Bescheiden. Erneut standen die Lilien am Wochenende mit leeren Händen da. In Bielefeld trat die Elf im Gegensatz zur Partie in Bochum verbessert auf, überzeugend allerdings noch lange nicht. In einer sehr intensiven und körperbetonten Begegnung gingen die Arminen fast schon britisch zu Werke. Die Tore erzielten sie durch schnelles Umschaltspiel. Eine spielerische Variante, mit der die 98er im Vorwärtsgang selbst nach wie vor fremdeln. Bielefeld trat im Endeffekt so auf, wie der SVD in seiner Aufstiegssaison vor drei Jahren. Eine schnörkellose Führung wird rustikal verteidigt und der Kontrahent findet dagegen so recht kein Konzept.

Wenn man die Lilien so betrachtet, dann sind die Offensivaktionen in erster Linie eines: Bemüht! In den letzten sieben Spielen erzielten sie lediglich vier Treffer. Und hinten kriegen sie es einfach nicht hin, die Null zu halten. Zuletzt musste Daniel Heuer Fernandes gegen Duisburg, Bochum und Bielefeld je zweimal den Ball aus dem Netz holen. Das regelmäßige Hinterherlaufen eines Rückstandes ist Gift für das Selbstvertrauen und das Spiel der 98er. Selbst wenn sie in Bielefeld nach dem Pausenpfiff das Heft in die Hand nahmen, so richtig zwingend wirkt das Spiel nach vorne nur selten.

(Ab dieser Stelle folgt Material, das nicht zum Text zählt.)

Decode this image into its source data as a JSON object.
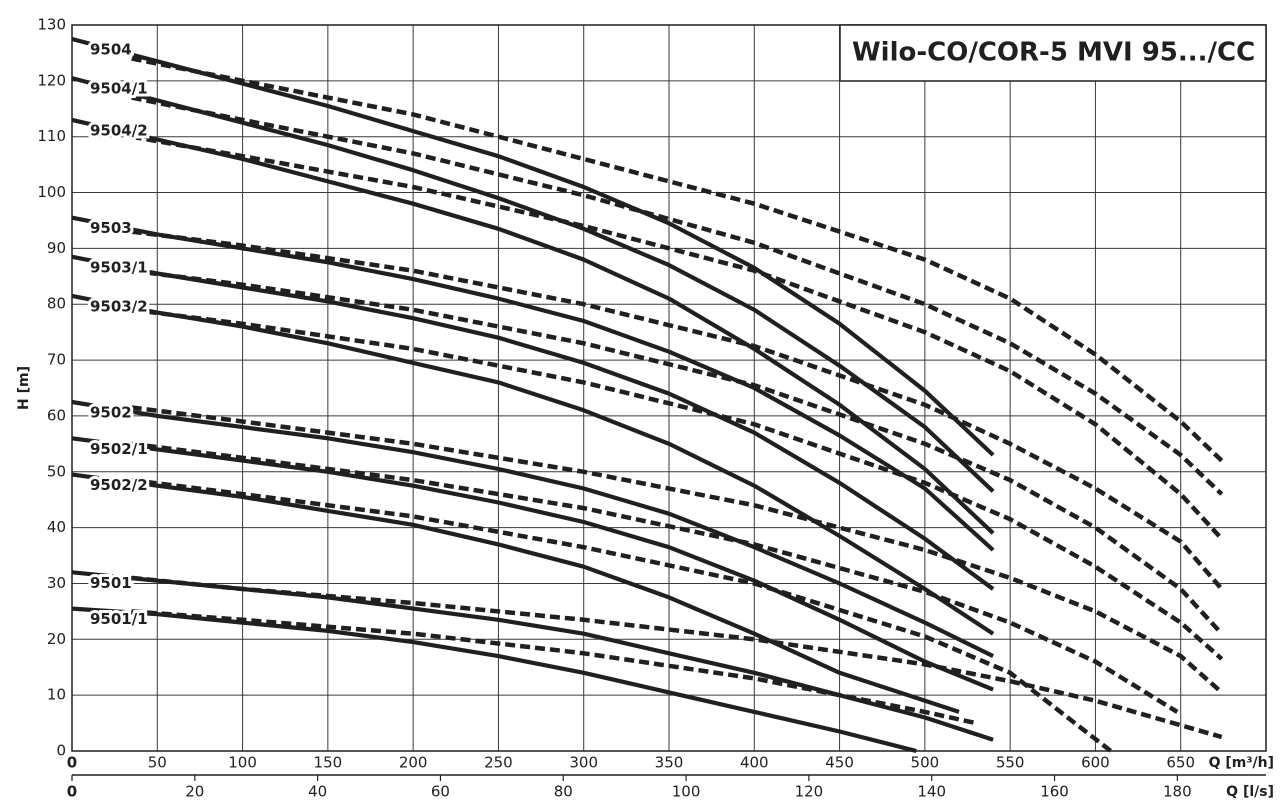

Gegen Kaiserslautern winkt ein Abnutzungskampf, bei dem es gilt einen Rückstand zu vermeiden. Dabei wird Kapitän Aytac Sulu nicht mithelfen können. Der Innenverteidiger holte sich in Bielefeld seine fünfte Verwarnung ab. Derweil übt sich der Klub im Schulterschluss mit seinen Fans. Gemeinsam soll der Abstiegskampf leidenschaftlich und erfolgreich geführt werden. Der Appell ist in der Deutlichkeit in zweierlei Hinsicht zu verstehen. Zum einen sind die Zeichen der Zeit überdeutlich! Wer am Mittwoch das Feld als Verlierer verlässt, dem gehen im Abstiegskampf fürs Erste die Argumente aus. Mehr Schlüsselspiel geht nicht. Gegen Lautern soll das Bölle deshalb zum „Hexenkessel“ werden. Zum anderen ist der Appell wohl eine Reaktion auf vereinzelte Ausfälligkeiten mitgereister Fans nach dem Schlusspfiff in Bielefeld. Ich gehe davon aus, dass sich die Fans nicht zweimal bitten lassen werden, ihre verunsicherte Elf am Mittwoch lautstark zu supporten. Alles ist also angerichtet, für ein spannendes Match unter Flutlicht!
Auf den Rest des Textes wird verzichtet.